TL;DR
- I read this because…: unified multimodal model, open-source model against proprietary models like GPT-4o/Gemini 2.0. arXiv 2025. a.k.a. BAEGEL
- task: unified multimodal understanding & generation (text, image, video)
- Problem: Existing open-source models have separated understanding and generation, and have a large performance gap with proprietary models. Need a unified model trained on interleaved multimodal data
- Idea: Mixture-of-Transformer-Experts (MoT) architecture for both multimodal understanding and generation in a single model, unleashing emergent capabilities
- input/output: (understanding) {text, image, video} -> text response (generation) text prompt -> image/video (editing) {text instruction, image} -> edited image
- architecture: (visual encoder) VAE encoder (FLUX) + ViT (Siglip-SO400M) (Transformer) 14A7B Transformer(Qwen2.5 LLM) (visual decoder) VAE decoder (FLUX)
- objective: next group of token prediction (text tokens + visual tokens) + reconstruction loss + generation loss
- baseline: (VLM understanding) Qwen2.5-VL, InternVL-2.5 (T2I generation) SD3-Medium, FLUX-1-dev (image editing) InstructPix2Pix, Janus-Pro-7B
- data: (pretraining) trillions of interleaved text, image, video, web data (continued training) refined multimodal datasets (supervised finetuning) specific task datasets
- evaluation: MME, MMBench, MM-Vet, MathVista (understanding), GenEval (T2I), GEdit-Bench-EN, IntelligentBench (editing)
- results: (1) outperforms top-tier open models (Qwen2.5-VL, InternVL-2.5) on VLM benchmarks (2) performs competitively with specialist T2I models with a GenEval of 0.88 (3) emergent capabilities: basic multimodal understanding/generation, traditional editing, intelligent editing + world modeling
- contribution:
- Unify multimodal understanding + generation + editing in a single unified model
- Prove the scalability of your MoT architecture
- Express emergent capabilities (free-form editing, future frame prediction, 3D manipulation, world navigation)
- Demonstrate the effectiveness of interleaved multimodal pretraining
- etc: Fully open source with Apache 2.0 license. Developed by the ByteDance Seed team
Details
architecture
There are methods such as quantized auto-regressive and external diffusion, but the former has too low performance and the latter has limited expressiveness because the vector must be compressed through an adapter. Therefore, an integrated transformer structure is used.
- arch design choice
- visual understanding: Siglip-SO400M/14, NaViT, 980x980 maximum input size
- visual generation: pretrained VAE from FLUX – down sample ratio 8 – 2x2 patch embedding
- causal attention
- noised VAE tokens: Diffusion noise added to the VAE latent. Created with Rectified flow and only used to score mse loss
- clean VAE tokens: clean VAE latents used as conditions for generating images or text.

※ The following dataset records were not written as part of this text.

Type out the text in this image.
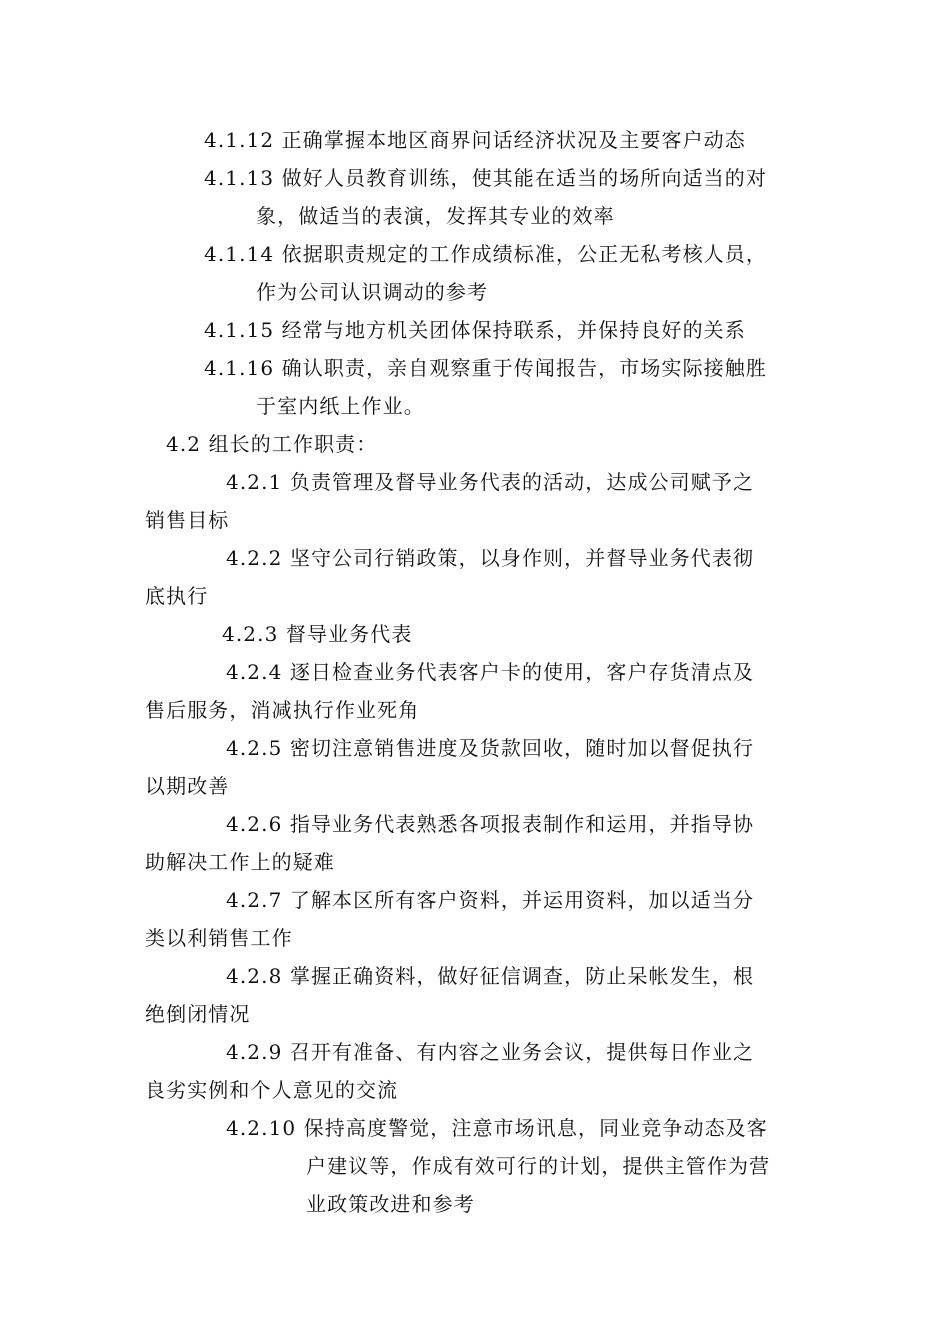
4.1.12 正确掌握本地区商界问话经济状况及主要客户动态
4.1.13 做好人员教育训练，使其能在适当的场所向适当的对
象，做适当的表演，发挥其专业的效率
4.1.14 依据职责规定的工作成绩标准，公正无私考核人员，
作为公司认识调动的参考
4.1.15 经常与地方机关团体保持联系，并保持良好的关系
4.1.16 确认职责，亲自观察重于传闻报告，市场实际接触胜
于室内纸上作业。
4.2 组长的工作职责：
4.2.1 负责管理及督导业务代表的活动，达成公司赋予之
销售目标
4.2.2 坚守公司行销政策，以身作则，并督导业务代表彻
底执行
4.2.3 督导业务代表
4.2.4 逐日检查业务代表客户卡的使用，客户存货清点及
售后服务，消减执行作业死角
4.2.5 密切注意销售进度及货款回收，随时加以督促执行
以期改善
4.2.6 指导业务代表熟悉各项报表制作和运用，并指导协
助解决工作上的疑难
4.2.7 了解本区所有客户资料，并运用资料，加以适当分
类以利销售工作
4.2.8 掌握正确资料，做好征信调查，防止呆帐发生，根
绝倒闭情况
4.2.9 召开有准备、有内容之业务会议，提供每日作业之
良劣实例和个人意见的交流
4.2.10 保持高度警觉，注意市场讯息，同业竞争动态及客
户建议等，作成有效可行的计划，提供主管作为营
业政策改进和参考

- ViT tokens: Tokens for understanding images in interleaved data
- The above three clean VAE and ViT tokens are only causally attended to each other, so they can see each other (and would see each other if they came before), but the noisy VAE tokens are masked from attending.
- Mixture-of-Transformer
- Make two copies of the Qwen 2.5 LLM and use each as an expert for understanding and generation, but only share the attention layer.

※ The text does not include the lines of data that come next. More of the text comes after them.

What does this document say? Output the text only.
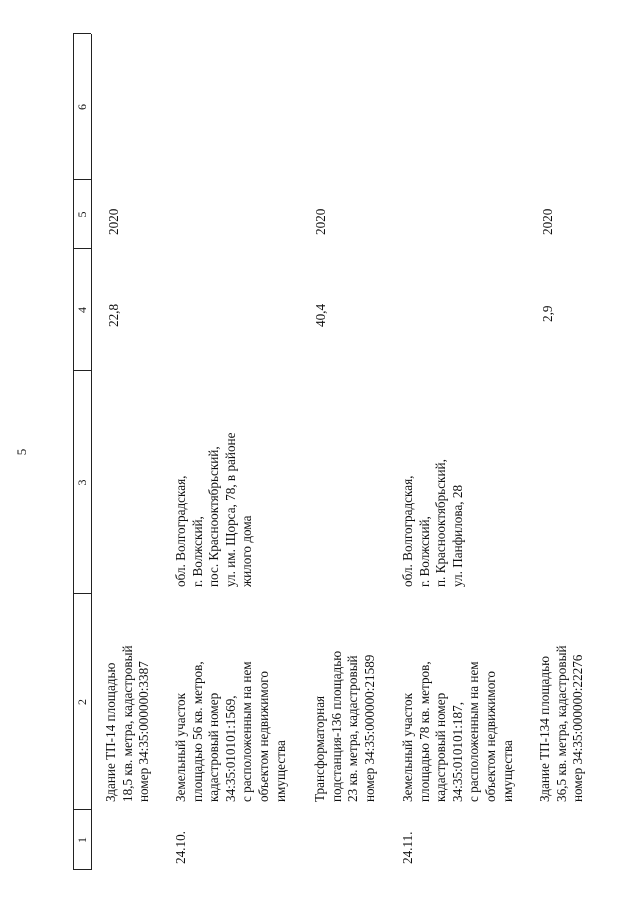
5
1
2
3
4
5
6
Здание ТП-14 площадью
18,5 кв. метра, кадастровый
номер 34:35:000000:3387
22,8
2020
24.10.
Земельный участок
площадью 56 кв. метров,
кадастровый номер
34:35:010101:1569,
с расположенным на нем
объектом недвижимого
имущества
обл. Волгоградская,
г. Волжский,
пос. Краснооктябрьский,
ул. им. Щорса, 78, в районе
жилого дома
Трансформаторная
подстанция-136 площадью
23 кв. метра, кадастровый
номер 34:35:000000:21589
40,4
2020
24.11.
Земельный участок
площадью 78 кв. метров,
кадастровый номер
34:35:010101:187,
с расположенным на нем
объектом недвижимого
имущества
обл. Волгоградская,
г. Волжский,
п. Краснооктябрьский,
ул. Панфилова, 28
Здание ТП-134 площадью
36,5 кв. метра, кадастровый
номер 34:35:000000:22276
2,9
2020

- Explain that the learning curve was better than MoE, especially in generation loss
data
Trying to make a very complex and detailed Interleaved.
- text-only data
- vision-text paired data
- vision-text interleaved data
- video data: Koala36M
(looks like clean segmented video data), MVImgNet2.0 (images viewed in multi-view)

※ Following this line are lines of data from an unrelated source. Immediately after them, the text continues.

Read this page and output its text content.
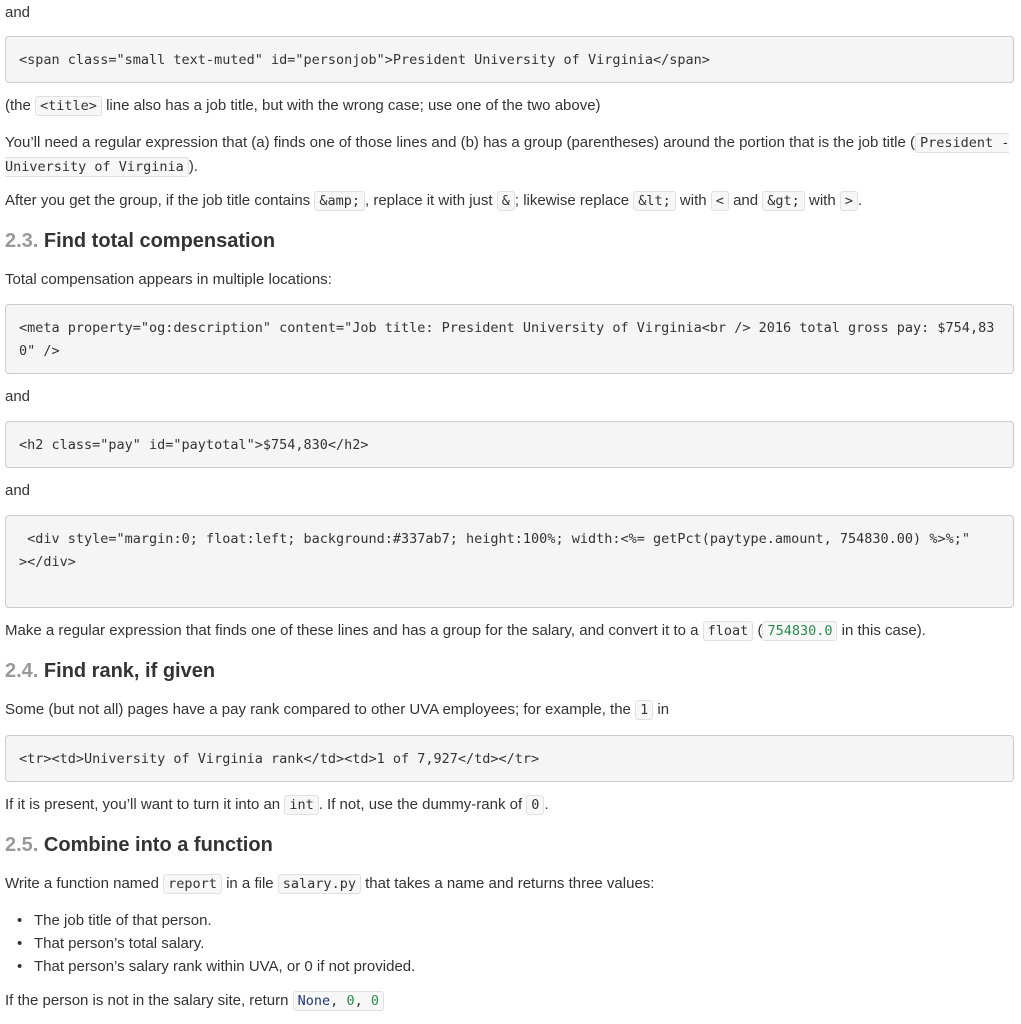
and

<span class="small text-muted" id="personjob">President University of Virginia</span>

(the <title> line also has a job title, but with the wrong case; use one of the two above)

You’ll need a regular expression that (a) finds one of those lines and (b) has a group (parentheses) around the portion that is the job title ( President - University of Virginia ).

After you get the group, if the job title contains &amp; , replace it with just & ; likewise replace &lt; with < and &gt; with > .

2.3. Find total compensation

Total compensation appears in multiple locations:

<meta property="og:description" content="Job title: President University of Virginia<br /> 2016 total gross pay: $754,830" />

and

<h2 class="pay" id="paytotal">$754,830</h2>

and

<div style="margin:0; float:left; background:#337ab7; height:100%; width:<%= getPct(paytype.amount, 754830.00) %>%;"
></div>

Make a regular expression that finds one of these lines and has a group for the salary, and convert it to a float ( 754830.0 in this case).

2.4. Find rank, if given

Some (but not all) pages have a pay rank compared to other UVA employees; for example, the 1 in

<tr><td>University of Virginia rank</td><td>1 of 7,927</td></tr>

If it is present, you’ll want to turn it into an int . If not, use the dummy-rank of 0 .

2.5. Combine into a function

Write a function named report in a file salary.py that takes a name and returns three values:

• The job title of that person.
• That person’s total salary.
• That person’s salary rank within UVA, or 0 if not provided.

If the person is not in the salary site, return None, 0, 0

- web data : OmniCorpus, image-editing data
- data filtering
- video data: breaking it into segments and clips with shot detection
- Merge segments based on visual semilarity
- logo, black border cleared
- Finally, filter by length, Resolution, claritiy, motion clarity, dedup with CLIP
- web data: Similar to DeepSeekMath, LLM is used to classify document topics, then fastText is used to train a classifier to filter, and then LLM is used for fine-grained filtering.
- data construction
- interleaved data from videos
- Generate descriptions of visual changes in consecutive frames, creating captions with Qwen2.5-VL-7B (limiting generation to 30 tokens to reduce hallucination). Generate captions by pulling an average of 4 frames per video
- interleaved data from webs
- Created with a captioner at the end to ensure the image and text align well
- reasoning-augmented data
- t2i generation -> free-form image manipulation -> conceptual edits Generate this process using different models. for example, reasoning, generate with deepseek-r1.
training
result
World modeling / world navigation skills manifested.